Sunday, August 23, 2009

2008-05-18 Diane

For several years I had three best friends – my phone friend, my e-mail friend, and my lunch friend. Ellen and I met in college and wound up having our children at virtually the same time. Over two decades we’ve had infrequent but long phone conversations while going through pregnancy and various stages of motherhood. Nancy and I e-mailed each other a dozen or more times a week.

Diane had been married and working in the medical field in another state, but was now living with her parents and her five-year-old son in Skokie, and was a software engineer who’d joined my department at AT&T while I was on leave with my first baby. We soon found ourselves visiting each other daily and having lunch together most of my workdays.

Diane worked hard at her job and quickly became a sought-after expert, while also taking classes towards earning another degree. She took pride in her work but was also a very modest person. She wanted to be the best mother she could be. She came from a large family and I heard so much about her relatives that I felt I knew them.

We depended on each other for advice on a daily basis. Diane was a bit older and grayer than I and always seemed very wise to me. She was patient and understanding and a good listener. We joked for years about the time we were mistaken for mother and daughter while eating lunch out.

After a re-org and some office moves we wound up in different buildings and going out to lunch just once a week. One Thursday morning she called to tell me she needed to cancel because she’d been in the hospital since Sunday. That very morning Chicago’s Cardinal Bernardin had died of pancreatic cancer, and now my best friend was diagnosed with the same. She had major surgery and several weeks off work for treatment and recovery.

Throughout it all she remained in good spirits, did not complain and continued to be dedicated to work, school and her family. After a while things returned to normal. She and her son went on a cruise and on the morning of disembarkment they won another cruise!

I was concerned that even though the cancer was in remission, it might come back and our time together might be limited. I was able to arrange a transfer to work in the same group with Diane again. My new office was near hers and we worked together and saw each other frequently. It was a wonderful day when we got to go out to lunch to celebrate one year after her last treatment.

Before we knew it, the cancer was back and this time it was fast and furious. Sadly, between the time of her original diagnosis and the cancer’s return, both of her parents had died. While undergoing treatment Diane also worked full-time, attended classes, and took care of her son. They took the cruise they’d won, scheduled carefully between treatments. Diane lost so much weight that the nurses joked about her “elephant pants” and this is something else we laughed about. She viewed the whole thing as an ordeal to get through and then get on with life.

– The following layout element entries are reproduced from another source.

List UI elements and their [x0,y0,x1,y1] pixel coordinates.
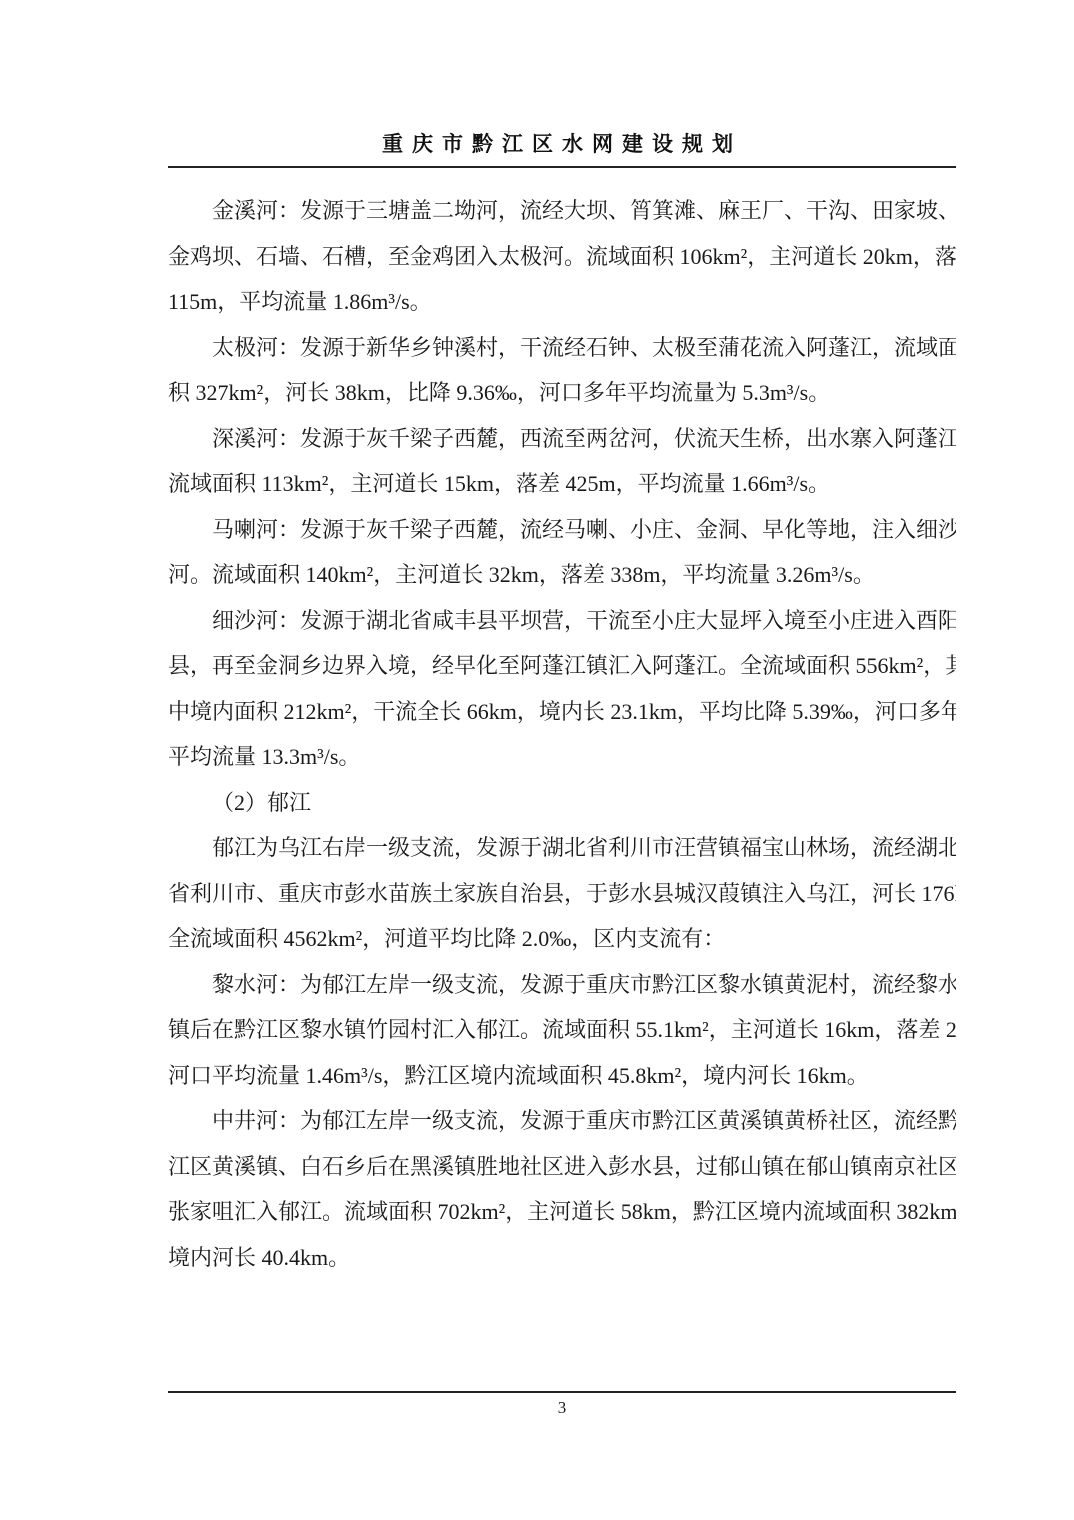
paragraph-mala-river: 马喇河：发源于灰千梁子西麓，流经马喇、小庄、金洞、早化等地，注入细沙河。流域面积… [168,507,956,598]
text-line: 115m，平均流量 1.86m³/s。 [168,279,956,325]
text-line: 黎水河：为郁江左岸一级支流，发源于重庆市黔江区黎水镇黄泥村，流经黎水 [168,962,956,1008]
text-line: 中境内面积 212km²，干流全长 66km，境内长 23.1km，平均比降 5… [168,689,956,735]
text-line: 境内河长 40.4km。 [168,1235,956,1281]
text-line: 镇后在黔江区黎水镇竹园村汇入郁江。流域面积 55.1km²，主河道长 16km，… [168,1007,956,1053]
text-line: 马喇河：发源于灰千梁子西麓，流经马喇、小庄、金洞、早化等地，注入细沙 [168,507,956,553]
page-header-title: 重庆市黔江区水网建设规划 [168,128,956,168]
paragraph-lishui-river: 黎水河：为郁江左岸一级支流，发源于重庆市黔江区黎水镇黄泥村，流经黎水镇后在黔江区… [168,962,956,1099]
text-line: 河口平均流量 1.46m³/s，黔江区境内流域面积 45.8km²，境内河长 1… [168,1053,956,1099]
paragraph-zhongjing-river: 中井河：为郁江左岸一级支流，发源于重庆市黔江区黄溪镇黄桥社区，流经黔江区黄溪镇、… [168,1098,956,1280]
text-line: 中井河：为郁江左岸一级支流，发源于重庆市黔江区黄溪镇黄桥社区，流经黔 [168,1098,956,1144]
text-line: 流域面积 113km²，主河道长 15km，落差 425m，平均流量 1.66m… [168,461,956,507]
text-line: 全流域面积 4562km²，河道平均比降 2.0‰，区内支流有： [168,916,956,962]
paragraph-yujiang-river: 郁江为乌江右岸一级支流，发源于湖北省利川市汪营镇福宝山林场，流经湖北省利川市、重… [168,825,956,962]
text-line: 细沙河：发源于湖北省咸丰县平坝营，干流至小庄大显坪入境至小庄进入酉阳 [168,598,956,644]
text-line: 太极河：发源于新华乡钟溪村，干流经石钟、太极至蒲花流入阿蓬江，流域面 [168,325,956,371]
text-line: 深溪河：发源于灰千梁子西麓，西流至两岔河，伏流天生桥，出水寨入阿蓬江。 [168,416,956,462]
text-line: 河。流域面积 140km²，主河道长 32km，落差 338m，平均流量 3.2… [168,552,956,598]
paragraph-jinxi-river: 金溪河：发源于三塘盖二坳河，流经大坝、筲箕滩、麻王厂、干沟、田家坡、金鸡坝、石墙… [168,188,956,325]
paragraph-shenxi-river: 深溪河：发源于灰千梁子西麓，西流至两岔河，伏流天生桥，出水寨入阿蓬江。流域面积 … [168,416,956,507]
text-line: 积 327km²，河长 38km，比降 9.36‰，河口多年平均流量为 5.3m… [168,370,956,416]
footer-divider [168,1391,956,1393]
paragraph-xisha-river: 细沙河：发源于湖北省咸丰县平坝营，干流至小庄大显坪入境至小庄进入酉阳县，再至金洞… [168,598,956,780]
text-line: 郁江为乌江右岸一级支流，发源于湖北省利川市汪营镇福宝山林场，流经湖北 [168,825,956,871]
heading-yujiang-section: （2）郁江 [168,780,956,826]
document-body: 金溪河：发源于三塘盖二坳河，流经大坝、筲箕滩、麻王厂、干沟、田家坡、金鸡坝、石墙… [168,188,956,1280]
text-line: （2）郁江 [168,780,956,826]
text-line: 平均流量 13.3m³/s。 [168,734,956,780]
document-page: { "header": { "title": "重庆市黔江区水网建设规划" },… [0,0,1074,1520]
text-line: 金溪河：发源于三塘盖二坳河，流经大坝、筲箕滩、麻王厂、干沟、田家坡、 [168,188,956,234]
text-line: 张家咀汇入郁江。流域面积 702km²，主河道长 58km，黔江区境内流域面积 … [168,1189,956,1235]
text-line: 金鸡坝、石墙、石槽，至金鸡团入太极河。流域面积 106km²，主河道长 20km… [168,234,956,280]
paragraph-taiji-river: 太极河：发源于新华乡钟溪村，干流经石钟、太极至蒲花流入阿蓬江，流域面积 327k… [168,325,956,416]
text-line: 省利川市、重庆市彭水苗族土家族自治县，于彭水县城汉葭镇注入乌江，河长 176km… [168,871,956,917]
text-line: 江区黄溪镇、白石乡后在黑溪镇胜地社区进入彭水县，过郁山镇在郁山镇南京社区 [168,1144,956,1190]
page-number: 3 [168,1398,956,1418]
text-line: 县，再至金洞乡边界入境，经早化至阿蓬江镇汇入阿蓬江。全流域面积 556km²，其 [168,643,956,689]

Soon she was hospitalized and we had the news that there would be no recovery this time. I visited her as often as I could. During this time I met the people I’d heard so much about and it was strange, knowing them so well before we met, and knowing their sister better than most of them did. I had hoped that she would be one of the few to beat the odds, but it was not to be.

I got the call about her death one morning just moments before my three-year-old son’s preschool teacher arrived for a home visit to meet us. It was immensely painful to lose a friend, someone who had been a part of my day-to-day life for eight years. And to a mother, there aren’t many things worse than not living long enough to raise your own child.

Diane’s photo and funeral memorial card are framed and on my desk.

Diane was a one-of-a-kind person and friend. Ten years have gone by. The pain has dulled, her son has grown up, and her presence will always be missed.